Market Growth and Investment Opportunity in a $15 Trillion Asset Class 

Executive Summary 

“Infrastructure has arrived like Led Zeppelin at Royal Albert Hall in 1970.” This isn’t just flair—it’s a fact. Infrastructure has emerged from the wings of niche investing to headline the global capital markets. Just as Zeppelin’s 1970 set shook the very rafters of a storied venue, today’s infrastructure opportunity is reshaping portfolios with scale, innovation, and urgency.

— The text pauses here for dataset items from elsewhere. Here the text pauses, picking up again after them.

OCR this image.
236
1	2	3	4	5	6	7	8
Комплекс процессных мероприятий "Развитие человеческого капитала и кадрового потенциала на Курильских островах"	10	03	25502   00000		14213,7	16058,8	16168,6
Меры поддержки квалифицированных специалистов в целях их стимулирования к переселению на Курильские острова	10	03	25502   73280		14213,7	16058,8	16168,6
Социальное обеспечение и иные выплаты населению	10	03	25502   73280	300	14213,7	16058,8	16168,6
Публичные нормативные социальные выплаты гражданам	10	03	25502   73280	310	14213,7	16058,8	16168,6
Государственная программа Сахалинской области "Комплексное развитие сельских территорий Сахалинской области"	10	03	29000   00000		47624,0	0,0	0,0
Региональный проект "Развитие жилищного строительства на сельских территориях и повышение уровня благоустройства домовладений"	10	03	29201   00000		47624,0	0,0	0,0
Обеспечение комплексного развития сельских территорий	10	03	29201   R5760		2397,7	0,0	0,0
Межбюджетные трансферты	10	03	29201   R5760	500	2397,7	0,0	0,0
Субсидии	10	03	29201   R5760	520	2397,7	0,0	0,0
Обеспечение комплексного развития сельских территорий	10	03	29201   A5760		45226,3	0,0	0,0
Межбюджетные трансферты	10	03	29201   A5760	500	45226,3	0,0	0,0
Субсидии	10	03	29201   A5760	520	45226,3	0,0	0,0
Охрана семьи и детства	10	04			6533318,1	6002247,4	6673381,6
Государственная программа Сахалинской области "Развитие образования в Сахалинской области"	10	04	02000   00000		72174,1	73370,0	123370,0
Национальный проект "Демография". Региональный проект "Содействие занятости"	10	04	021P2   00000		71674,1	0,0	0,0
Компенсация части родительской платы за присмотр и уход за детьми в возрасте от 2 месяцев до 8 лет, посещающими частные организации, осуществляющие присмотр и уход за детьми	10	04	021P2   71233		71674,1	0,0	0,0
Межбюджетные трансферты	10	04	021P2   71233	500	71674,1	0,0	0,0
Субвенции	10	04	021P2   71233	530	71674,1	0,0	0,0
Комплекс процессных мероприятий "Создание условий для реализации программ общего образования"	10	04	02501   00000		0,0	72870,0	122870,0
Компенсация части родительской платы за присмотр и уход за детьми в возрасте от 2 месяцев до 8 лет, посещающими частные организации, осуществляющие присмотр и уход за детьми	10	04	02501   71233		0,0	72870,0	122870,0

With a total addressable market (TAM) expanding fivefold—from $3 trillion to $15 trillion—this asset class now powers clean energy, digital life, and economic resilience. 

1. Introduction: From Underground to Mainstream 

Historically grounded in roads and bridges, infrastructure investment provided stable, utility-style returns. But 21st-century catalysts—climate imperatives, digital transformation, policy tailwinds—have detonated its scope and investor appeal. Infrastructure is no longer a backstage allocation. It’s headlining investment strategy, risk management, and ESG integration. 

2. From Core to Core Plus: Mapping the New Terrain 

Capital Innovations’ data illustrates how the infrastructure universe has dramatically widened: 

Category Examples 
Core Infrastructure Roads, bridges, water treatment 
Core Plus Airports, ports, regulated utilities 
Renewable Energy Solar, wind, geothermal 
Digital Infrastructure Data centers, 5G towers, fiber 
Social Infrastructure Schools, hospitals, affordable housing 
Energy Storage Utility-scale batteries, distributed storage 
Telecommunications Broadband, satellite internet 
Smart Transportation EV charging, autonomous logistics 

This growth signals more than quantity—it marks a qualitative leap in how infrastructure intersects with technology, climate action, and inclusive growth. 

3. Performance Tailwinds: Renewables + Storage Economics 

Infrastructure’s expansion is underwritten by compelling economics: 

Lazard’s 2025 Levelized Cost of Energy (LCOE+) 

  • Utility-Scale Solar PV: $38–$78/MWh 
  • Onshore Wind: $37–$86/MWh 
  • Solar + Storage: $50–$131/MWh 

Renewables now beat fossil fuels on cost, agility, and scalability. 

Lazard’s LCOS v10.0: Energy Storage Highlights 

  • Utility-Scale Storage (4-Hour): $115–$254/MWh 
  • Cost compression is driven by battery oversupply, improving energy density, and learning curves. 

4. $15 Trillion TAM: Fueling the Megatrend 

This fivefold TAM expansion includes: 

  • $3T traditional infrastructure 
  • $12T in next-generation sectors (renewables, storage, digital, social) 

Key enablers: 

  • U.S. Inflation Reduction Act (IRA) & global green stimulus 
  • Mobilization via infrastructure fund platforms 
  • Net-zero mandates and ESG benchmarks 

5. Portfolio Role: Core Allocations with Impact 

Infrastructure now offers: 

  • Predictable Cash Flows: From long-term, often regulated contracts 
  • Inflation Protection: Through CPI-linked pricing 
  • Diversification: Low correlation with traditional equities 
  • Sustainability & Impact: Real assets driving real change 

Risks persist—permitting, policy shifts, technology adoption—but the structural tailwinds outweigh cyclical headwinds. 

6. Conclusion: This Isn’t a Rehearsal 

Infrastructure has claimed the main stage. For institutional allocators, this is more than an invitation—it’s a call to move from passive observers to active participants. Like that unforgettable Zeppelin performance, today’s infrastructure moment demands attention, conviction, and amplification.